障害のある人もない人も同じように暮らせる社会へ

大規模災害発生時における自立障害者の生活支援に関する
広域連携拠点の整備

私たちの『声』を復興に、これからの災害対策に

  避難所の様子 街頭募金の様子

2016年度は大規模災害発生時における自立障害者の生活支援に関する広域連携拠点の整備として、次の3つの事業を実施しました。

1.広域連携拠点整備事業

広域連携拠点整備事業では、大規模災害発生時に日常的に介助が必要な障害者を受け入れ、介助派遣を行う広域連携拠点を整備することを目的に、障害当事者、障害者の防災に関する専門家などからなる広域連携拠点整備委員会を立ち上げ、介助派遣方法、人材育成と確保、サポート体制、備品、他地域からのバックアップ体制等、広域連携拠点に必要な機能を検討しました。

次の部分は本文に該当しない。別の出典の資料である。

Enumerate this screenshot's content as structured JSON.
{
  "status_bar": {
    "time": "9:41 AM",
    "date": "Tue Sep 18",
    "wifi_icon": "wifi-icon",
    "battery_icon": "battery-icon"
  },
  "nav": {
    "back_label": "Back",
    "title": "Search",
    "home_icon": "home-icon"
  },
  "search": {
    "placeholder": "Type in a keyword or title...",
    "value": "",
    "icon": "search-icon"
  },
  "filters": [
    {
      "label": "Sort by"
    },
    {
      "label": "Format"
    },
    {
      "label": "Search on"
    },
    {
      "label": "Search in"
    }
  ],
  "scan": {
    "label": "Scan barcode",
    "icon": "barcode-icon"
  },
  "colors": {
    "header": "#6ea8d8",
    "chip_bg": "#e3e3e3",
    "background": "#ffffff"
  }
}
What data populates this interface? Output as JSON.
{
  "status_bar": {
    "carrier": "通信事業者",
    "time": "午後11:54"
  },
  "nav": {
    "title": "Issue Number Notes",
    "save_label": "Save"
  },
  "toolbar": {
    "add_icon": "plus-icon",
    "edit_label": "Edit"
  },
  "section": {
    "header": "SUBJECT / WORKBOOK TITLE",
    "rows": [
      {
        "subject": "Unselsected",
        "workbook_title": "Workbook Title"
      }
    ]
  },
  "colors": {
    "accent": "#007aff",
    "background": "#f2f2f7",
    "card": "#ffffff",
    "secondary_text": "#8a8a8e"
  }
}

委員会での検討の結果、モデルとなる広域連携拠点を大阪に置き、日常的に長時間介助(10時間以上)利用者で、現地では対応しきれない状況になった人を広域連携拠点で受け入れ、複数のCILで介助体制を組んで支援ができる体制を整備することが決まりました。
具体的には、静岡を仮想被災地として設定し、静岡に住む重度障害者1名が実際に大阪に広域避難をして、1週間の間、関西地域のCILからの介助派遣で避難生活をする、という実地テストを行いました。この実地テストは熊本地震の支援活動を行っている関西実行委員会とその構成団体にご協力をいただいて実施することができました。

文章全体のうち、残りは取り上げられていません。